Last modified: 2013-07-31 16:24:31 UTC
Our current round-trip test server is bogging down with the large DB it has accumulated by now. This makes it the bottleneck in rt testing, leaving the clients mostly idle. Much of the db size is XML-encoded old test results, which we don't really need any more. Moving those large results to a separate db might make it easier to truncate old results by simply re-creating the result xml db. Apart from the DB size, the node.js sqlite bindings we use don't seem to help performance either. IIRC they don't support transactions and other performance-improving features / pragmas. We mainly used sqlite because it was easy to get started, but it might make sense to re-evaluate that choice. A separate DB server would at least make it possible to use two cores instead of just one.
WIP patch: https://gerrit.wikimedia.org/r/#/c/69156/
Another issue with the current code is that marking repeated crashing titles as failed does not work reliably. There is a counter in the claims table that should mark the title as an error on reaching some number of retries.
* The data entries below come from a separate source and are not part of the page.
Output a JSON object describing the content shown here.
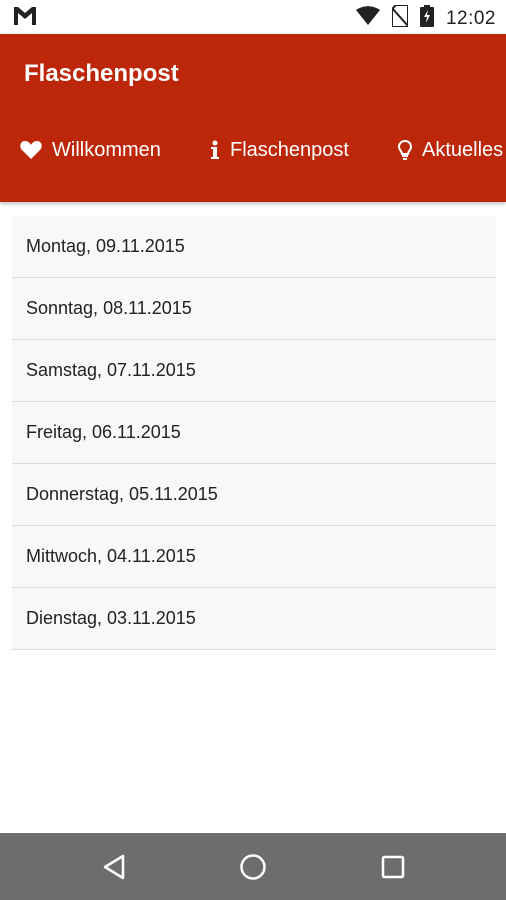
{
  "status": {
    "time": "12:02",
    "icons": [
      "gmail-icon",
      "wifi-icon",
      "no-sim-icon",
      "battery-charging-icon"
    ]
  },
  "app": {
    "title": "Flaschenpost",
    "accent_color": "#bd2709"
  },
  "tabs": [
    {
      "label": "Willkommen",
      "icon": "heart-icon"
    },
    {
      "label": "Flaschenpost",
      "icon": "info-icon"
    },
    {
      "label": "Aktuelles",
      "icon": "lightbulb-icon"
    }
  ],
  "list": {
    "items": [
      "Montag, 09.11.2015",
      "Sonntag, 08.11.2015",
      "Samstag, 07.11.2015",
      "Freitag, 06.11.2015",
      "Donnerstag, 05.11.2015",
      "Mittwoch, 04.11.2015",
      "Dienstag, 03.11.2015"
    ]
  },
  "nav": {
    "buttons": [
      "back-icon",
      "home-icon",
      "recents-icon"
    ]
  }
}
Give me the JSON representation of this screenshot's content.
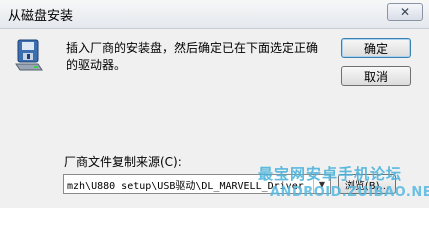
{
  "window": {
    "title": "从磁盘安装",
    "close_glyph": "✕"
  },
  "message": "插入厂商的安装盘，然后确定已在下面选定正确的驱动器。",
  "buttons": {
    "ok": "确定",
    "cancel": "取消",
    "browse": "浏览(B)..."
  },
  "source": {
    "label": "厂商文件复制来源(C):",
    "value": "mzh\\U880 setup\\USB驱动\\DL_MARVELL_Driver"
  },
  "watermark": {
    "line1": "最宝网安卓手机论坛",
    "line2": "ANDROID.ZUIBAO.NET"
  }
}
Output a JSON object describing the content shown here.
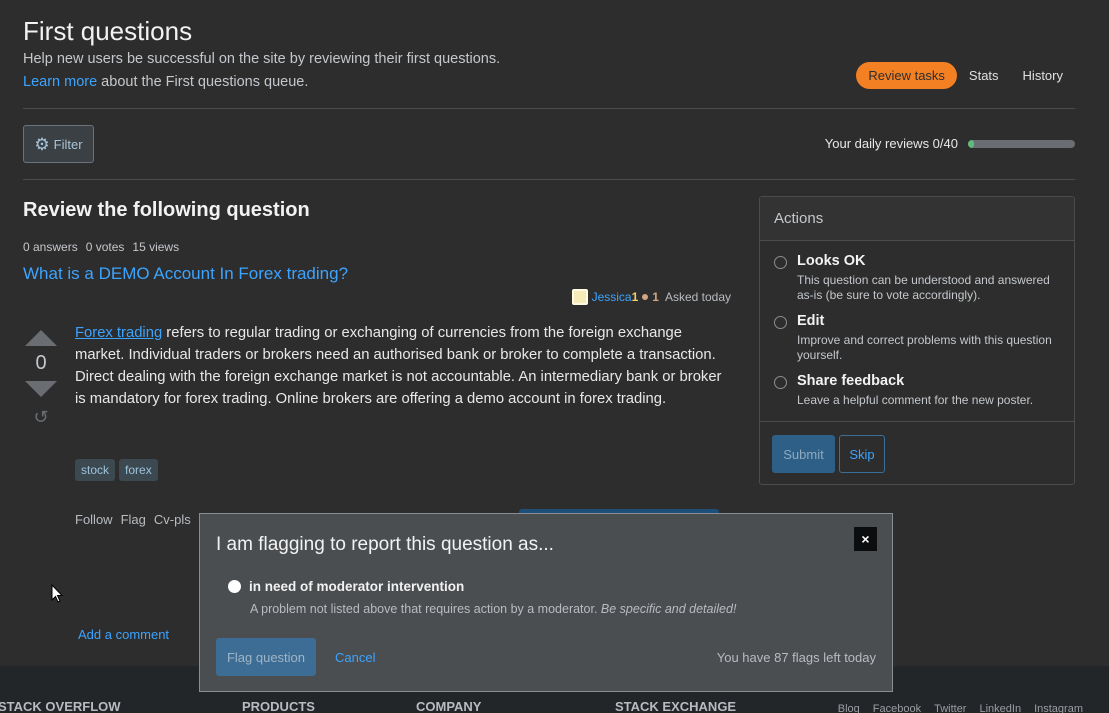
{
  "header": {
    "title": "First questions",
    "subtitle": "Help new users be successful on the site by reviewing their first questions.",
    "learn_more_link": "Learn more",
    "learn_more_suffix": " about the First questions queue."
  },
  "tabs": [
    {
      "label": "Review tasks",
      "active": true
    },
    {
      "label": "Stats",
      "active": false
    },
    {
      "label": "History",
      "active": false
    }
  ],
  "toolbar": {
    "filter_label": "Filter",
    "filter_icon": "gear-icon",
    "daily_reviews_label": "Your daily reviews 0/40",
    "daily_reviews_done": 0,
    "daily_reviews_limit": 40,
    "progress_color": "#5eba7d"
  },
  "review": {
    "heading": "Review the following question",
    "stats": {
      "answers": "0 answers",
      "votes": "0 votes",
      "views": "15 views"
    },
    "question_title": "What is a DEMO Account In Forex trading?",
    "owner": {
      "name": "Jessica",
      "reputation": "1",
      "bronze_badges": "1",
      "asked": "Asked today"
    },
    "vote_count": "0",
    "body_link": "Forex trading",
    "body_text": " refers to regular trading or exchanging of currencies from the foreign exchange market. Individual traders or brokers need an authorised bank or broker to complete a transaction. Direct dealing with the foreign exchange market is not accountable. An intermediary bank or broker is mandatory for forex trading. Online brokers are offering a demo account in forex trading.",
    "tags": [
      "stock",
      "forex"
    ],
    "post_menu": [
      "Follow",
      "Flag",
      "Cv-pls"
    ],
    "add_comment": "Add a comment"
  },
  "actions": {
    "header": "Actions",
    "options": [
      {
        "label": "Looks OK",
        "description": "This question can be understood and answered as-is (be sure to vote accordingly)."
      },
      {
        "label": "Edit",
        "description": "Improve and correct problems with this question yourself."
      },
      {
        "label": "Share feedback",
        "description": "Leave a helpful comment for the new poster."
      }
    ],
    "submit_label": "Submit",
    "skip_label": "Skip"
  },
  "flag_dialog": {
    "title": "I am flagging to report this question as...",
    "close_label": "×",
    "option_label": "in need of moderator intervention",
    "option_description": "A problem not listed above that requires action by a moderator. ",
    "option_description_emphasis": "Be specific and detailed!",
    "flag_button": "Flag question",
    "cancel_label": "Cancel",
    "flags_remaining": "You have 87 flags left today"
  },
  "footer": {
    "columns": [
      "STACK OVERFLOW",
      "PRODUCTS",
      "COMPANY",
      "STACK EXCHANGE"
    ],
    "social_links": [
      "Blog",
      "Facebook",
      "Twitter",
      "LinkedIn",
      "Instagram"
    ]
  },
  "colors": {
    "accent_orange": "#f48024",
    "link_blue": "#3ca4ff",
    "background": "#2d2d2d"
  }
}
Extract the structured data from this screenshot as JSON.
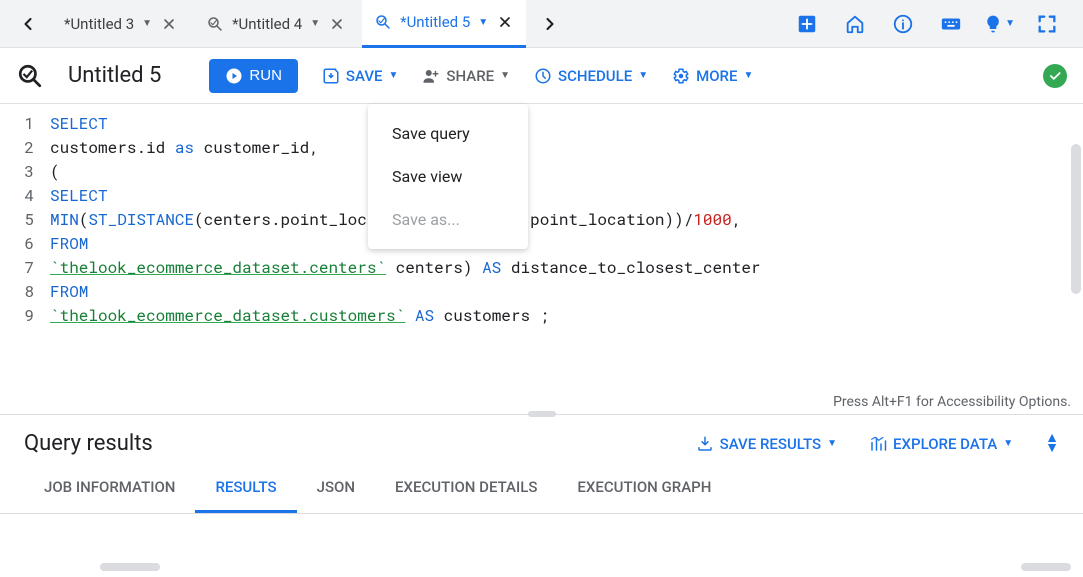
{
  "tabs": [
    {
      "label": "*Untitled 3",
      "active": false
    },
    {
      "label": "*Untitled 4",
      "active": false
    },
    {
      "label": "*Untitled 5",
      "active": true
    }
  ],
  "toolbar": {
    "doc_title": "Untitled 5",
    "run_label": "RUN",
    "save_label": "SAVE",
    "share_label": "SHARE",
    "schedule_label": "SCHEDULE",
    "more_label": "MORE"
  },
  "save_menu": {
    "save_query": "Save query",
    "save_view": "Save view",
    "save_as": "Save as..."
  },
  "editor": {
    "lines": [
      "1",
      "2",
      "3",
      "4",
      "5",
      "6",
      "7",
      "8",
      "9"
    ],
    "hint": "Press Alt+F1 for Accessibility Options.",
    "code": {
      "l1_select": "SELECT",
      "l2_a": "customers.id ",
      "l2_as": "as",
      "l2_b": " customer_id,",
      "l3": "(",
      "l4_select": "SELECT",
      "l5_min": "MIN",
      "l5_lp": "(",
      "l5_std": "ST_DISTANCE",
      "l5_mid": "(centers.point_location, customers.point_location))/",
      "l5_num": "1000",
      "l5_comma": ",",
      "l6_from": "FROM",
      "l7_str": "`thelook_ecommerce_dataset.centers`",
      "l7_mid": " centers) ",
      "l7_as": "AS",
      "l7_end": " distance_to_closest_center",
      "l8_from": "FROM",
      "l9_str": "`thelook_ecommerce_dataset.customers`",
      "l9_sp": " ",
      "l9_as": "AS",
      "l9_end": " customers ;"
    }
  },
  "results": {
    "title": "Query results",
    "save_results_label": "SAVE RESULTS",
    "explore_label": "EXPLORE DATA",
    "tabs": {
      "job": "JOB INFORMATION",
      "results": "RESULTS",
      "json": "JSON",
      "exec_details": "EXECUTION DETAILS",
      "exec_graph": "EXECUTION GRAPH"
    }
  }
}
(In reply to comment #2) > Another issue with the current code is that marking repeated crashing titles > as > failed does not work reliably. There is a counter in the claims table that > should mark the title as an error on reaching some number of retries. I've proposed a patch that should fix this: https://gerrit.wikimedia.org/r/#/c/73985/
Change 75895 had a related patch set uploaded by Marcoil: Refactor the database schema for performance. To use only the pages table to determine the next title to be processed, store the latest claim (hash, timestamp and number of tries) and latest score for each page. Then, to get the next title query for the o https://gerrit.wikimedia.org/r/75895
Change 75895 merged by jenkins-bot: Refactor the database schema for performance. https://gerrit.wikimedia.org/r/75895
Fix is in rt_testing branch, reopen if more work is necessary before merging into master.